Es gibt aber noch einen anderen Grund für den kaum greifbaren, traumartigen Charakter der ganzen Angelegenheit. Wie in allen Träumen haben die Symbole, die im Kopf Gestalt annehmen, mehrere Bedeutungsebenen. Was wir hier erleben, ist eine Art Umkehrung dessen, was in Pompeji geschah. In Pompeji wurden Schuljungen, die gerade mit ihren Murmeln spielten, urplötzlich von der Lava erstickt, und sie erstarrten zu Monumenten. Schlagartig wurden sie von der alltäglichen auf die tragische Ebene versetzt. Alle Katastrophen haben eine ähnliche Wirkung. Sie veranschaulichen auf drastische Art und Weise die ansonsten unsichtbare Wandlung trivialer Ereignisse in historische Fakten. Denn Gegenwart ereignet sich hauptsächlich auf der trivialen Ebene, Historie hingegen immer auf der tragischen.

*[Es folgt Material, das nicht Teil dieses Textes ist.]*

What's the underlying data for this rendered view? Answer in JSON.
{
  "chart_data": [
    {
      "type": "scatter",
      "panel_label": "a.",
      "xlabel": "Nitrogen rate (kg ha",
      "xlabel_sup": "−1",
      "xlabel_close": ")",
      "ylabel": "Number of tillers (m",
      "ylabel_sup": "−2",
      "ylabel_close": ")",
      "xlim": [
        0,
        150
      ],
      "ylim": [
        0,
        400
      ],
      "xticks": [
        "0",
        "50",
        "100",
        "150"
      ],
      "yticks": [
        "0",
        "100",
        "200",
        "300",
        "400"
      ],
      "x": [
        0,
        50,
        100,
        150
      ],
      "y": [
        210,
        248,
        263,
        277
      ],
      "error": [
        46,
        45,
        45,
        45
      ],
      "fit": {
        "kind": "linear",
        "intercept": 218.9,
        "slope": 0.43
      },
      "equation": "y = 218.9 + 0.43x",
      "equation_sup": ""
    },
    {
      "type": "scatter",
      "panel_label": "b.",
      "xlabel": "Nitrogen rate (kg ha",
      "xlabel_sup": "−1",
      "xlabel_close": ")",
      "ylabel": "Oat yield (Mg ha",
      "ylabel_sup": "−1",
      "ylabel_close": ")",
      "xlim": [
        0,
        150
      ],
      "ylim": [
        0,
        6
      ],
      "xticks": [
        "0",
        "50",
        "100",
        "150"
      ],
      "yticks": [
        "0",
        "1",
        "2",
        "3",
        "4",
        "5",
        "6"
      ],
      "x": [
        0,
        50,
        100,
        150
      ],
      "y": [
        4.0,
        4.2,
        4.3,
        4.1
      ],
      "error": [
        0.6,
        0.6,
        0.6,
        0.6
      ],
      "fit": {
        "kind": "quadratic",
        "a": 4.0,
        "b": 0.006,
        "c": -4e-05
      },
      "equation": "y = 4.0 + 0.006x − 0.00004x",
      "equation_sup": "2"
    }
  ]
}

Der Pompeji-Effekt besteht darin, dass sich diese ansonsten allmähliche Wandlung jäh und wie unter einem Brennglas ereignete. Von Menschen gemachte Katastrophen – Kriege und Revolutionen – haben die gleiche Wirkung. Dantons erhobener Arm erstarrt mitten in der Luft zur Geste eines Bronzedenkmals. Napoleons Leber und Kleopatras Nase gehören gleichzeitig der trivialen wie der tragischen Ebene an. In den schöpferischen wie in den zerstörerischen Umwälzungen ahnen die Akteure meistens nichts von ihrer Rolle. Sie wissen nicht, wo genau die beiden Ebenen aufeinandertreffen, auf welche Weise ihre persönlichen Eigenheiten sich zu Legenden auswachsen und an welchem Punkt eine subjektive Geste zu einem Fixpunkt der Geschichte gerinnt. Menschen, die bewusst versuchen, eine solche Wirkung zu erzielen und sich auf die historische Ebene zu katapultieren, sind für gewöhnlich größenwahnsinnig oder utopieverliebte Spinner.
In diesem Land jedoch spürt jeder, dass er soeben etwas erlebt, das umgekehrt verläuft wie in Pompeji. Alle empfinden ganz deutlich, dass sie mitten in einem Lavastrom der Geschichte stecken, in dem alles, was jetzt geschieht, für die Ewigkeit bewahrt wird. Selbst die Schuljungen, die mit ihren Murmeln spielen, spüren, wie ihnen die Geister der Makkabäer über die Schulter schauen.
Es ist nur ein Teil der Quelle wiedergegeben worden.